A love letter to 'orphan books' – the works that time forgot

The simple, cold truth is that thousands – perhaps millions – of books languish in libraries and bookstores for years, unopened, ungrasped, unloved.

'Down from Troy' is Richard Selzer’s sublime 1992 memoir of his Depression-era childhood and its influence on his later medical career – one of many wonderful books this reader has rescued from oblivion.

You see them in the back pages of the newspaper and on animal welfare websites serving your town or city. I’m talking about those snapshots of orphaned dogs and cats – all perfectly adorable and just needing one attentive soul to appreciate their value.

But if you’re an avid reader – and if you’re scanning “Chapter & Verse” right now, then no doubt you are – then you might have noticed that the literary world has its orphans, too.

The simple, cold truth is that thousands – perhaps millions – of books languish in libraries and bookstores for years, unopened, ungrasped, unloved.

Or so I’ve been reminded this winter while reading “Down from Troy,” Richard Selzer’s sublime 1992 memoir of his Depression-era childhood and its influence on his later medical career.

Although 2014 is still young, “Down from Troy” seems destined to rank among the best books I’ll read this year. Selzer writes like a poet, and his prose proves as precise as the scalpel he once wielded in the operating room.

It’s the kind of memoir everyone should read, but that no one has – at least not lately, in the public library down the street from my Baton Rouge home. I snatched it from a discard table and bought it from the library for a dime just before Christmas. The staff was selling it as a surplus item because demand for Selzer’s book was so low.

Just think of it: a good book so forgotten that people weren’t even willing to read it for free. The heart breaks at the thought of such neglect.

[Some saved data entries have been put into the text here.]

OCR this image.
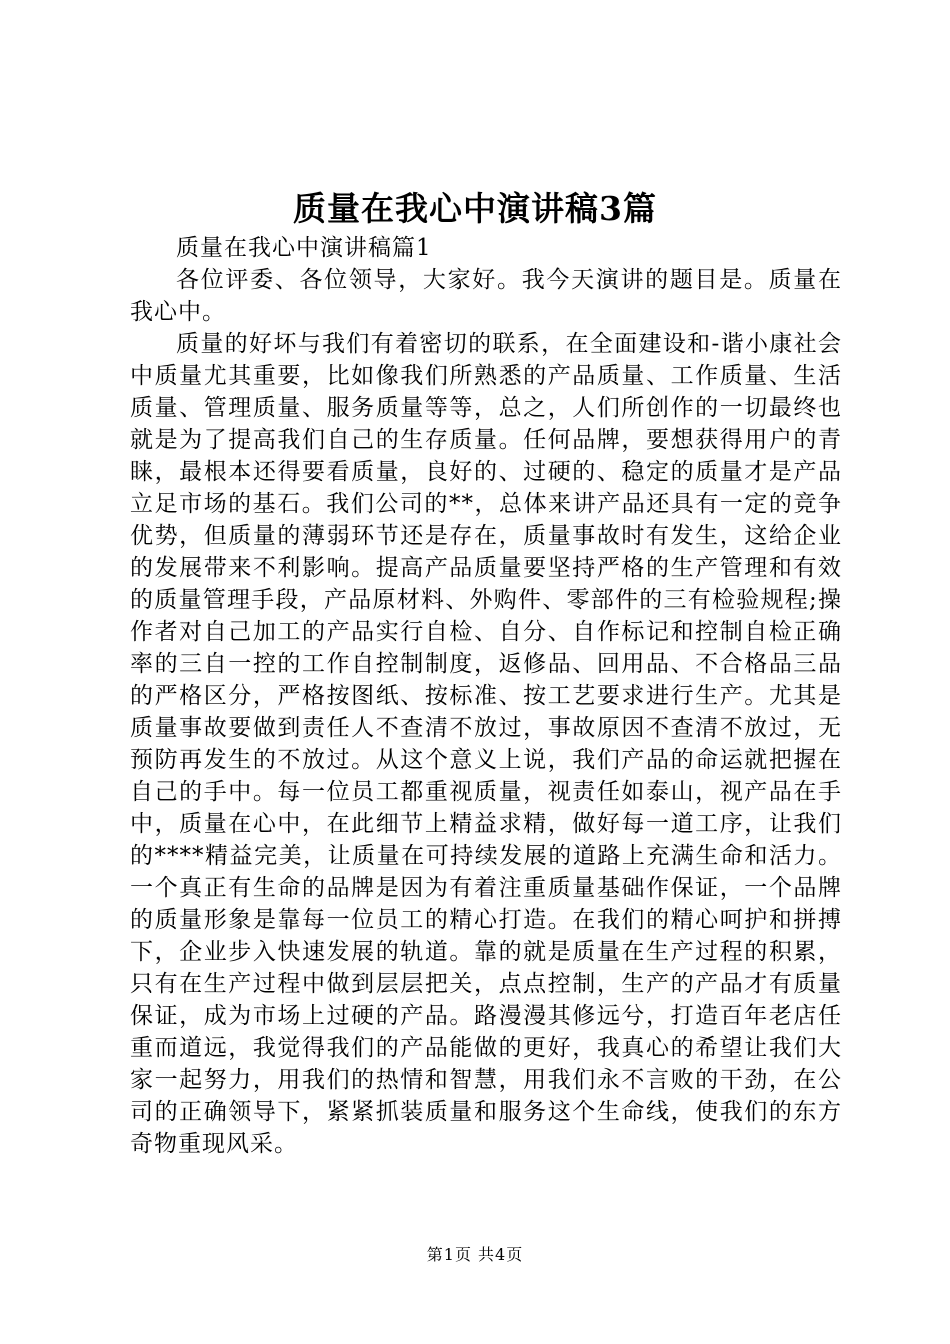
质量在我心中演讲稿3篇

质量在我心中演讲稿篇1

各位评委、各位领导，大家好。我今天演讲的题目是。质量在我心中。

质量的好坏与我们有着密切的联系，在全面建设和-谐小康社会中质量尤其重要，比如像我们所熟悉的产品质量、工作质量、生活质量、管理质量、服务质量等等，总之，人们所创作的一切最终也就是为了提高我们自己的生存质量。任何品牌，要想获得用户的青睐，最根本还得要看质量，良好的、过硬的、稳定的质量才是产品立足市场的基石。我们公司的**，总体来讲产品还具有一定的竞争优势，但质量的薄弱环节还是存在，质量事故时有发生，这给企业的发展带来不利影响。提高产品质量要坚持严格的生产管理和有效的质量管理手段，产品原材料、外购件、零部件的三有检验规程;操作者对自己加工的产品实行自检、自分、自作标记和控制自检正确率的三自一控的工作自控制制度，返修品、回用品、不合格品三品的严格区分，严格按图纸、按标准、按工艺要求进行生产。尤其是质量事故要做到责任人不查清不放过，事故原因不查清不放过，无预防再发生的不放过。从这个意义上说，我们产品的命运就把握在自己的手中。每一位员工都重视质量，视责任如泰山，视产品在手中，质量在心中，在此细节上精益求精，做好每一道工序，让我们的****精益完美，让质量在可持续发展的道路上充满生命和活力。一个真正有生命的品牌是因为有着注重质量基础作保证，一个品牌的质量形象是靠每一位员工的精心打造。在我们的精心呵护和拼搏下，企业步入快速发展的轨道。靠的就是质量在生产过程的积累，只有在生产过程中做到层层把关，点点控制，生产的产品才有质量保证，成为市场上过硬的产品。路漫漫其修远兮，打造百年老店任重而道远，我觉得我们的产品能做的更好，我真心的希望让我们大家一起努力，用我们的热情和智慧，用我们永不言败的干劲，在公司的正确领导下，紧紧抓装质量和服务这个生命线，使我们的东方奇物重现风采。

第1页 共4页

Through a similar library fire sale, I’ve gotten copies of Bob Greene’s “Be True to Your School,” the funny, tender diary of his high school experiences in 1964, as well as “Old Songs in a New Café,” a sterling collection of essays by Robert James Waller.

At a going-out-business sale for a local bookstore, I bought a copy of James Boswell’s “Life of Johnson.” The owner quickly discovered, through an identifying decal, that the volume had been part of the store’s stock for 20 years.

Two decades, in other words, in which a lonely book had waited for someone to take it home.

What’s our obligation to orphan books?

Author W.D. Wetherell addresses the question in “The Writing on the Wall,” his haunting 2012 novel about a young woman who speaks to us from the dawn of the 20th century. Wetherell’s protagonist, Beth, is a budding bibliophile who educates herself, almost entirely, on library volumes that everyone else has passed over.

Here, Beth describes her reading habits:

"Helen Hunt Jackson’s 'Ramona' I read again and again. Elizabeth Barret Browning I read because we shared first names, then because I loved her books more than anyone’s.... None of the books I read had been checked out in years. It was as if the books were deliberately left in the library to rot while everyone went off to the moving pictures and it was only me in the world who still cared for them. Sometimes when I took them off the shelves I imagined them sighing in happiness and relief, finding someone whose fingers and eyes would make them live."

But for every orphan book that finds a good home, scores of others rest on the shelf, forgotten. A reader’s job, in this year and any other year, is to rescue more of them from oblivion.

Danny Heitman, a columnist for The Advocate newspaper in Louisiana, is the author of “A Summer of Birds; John James Audubon at Oakley House.”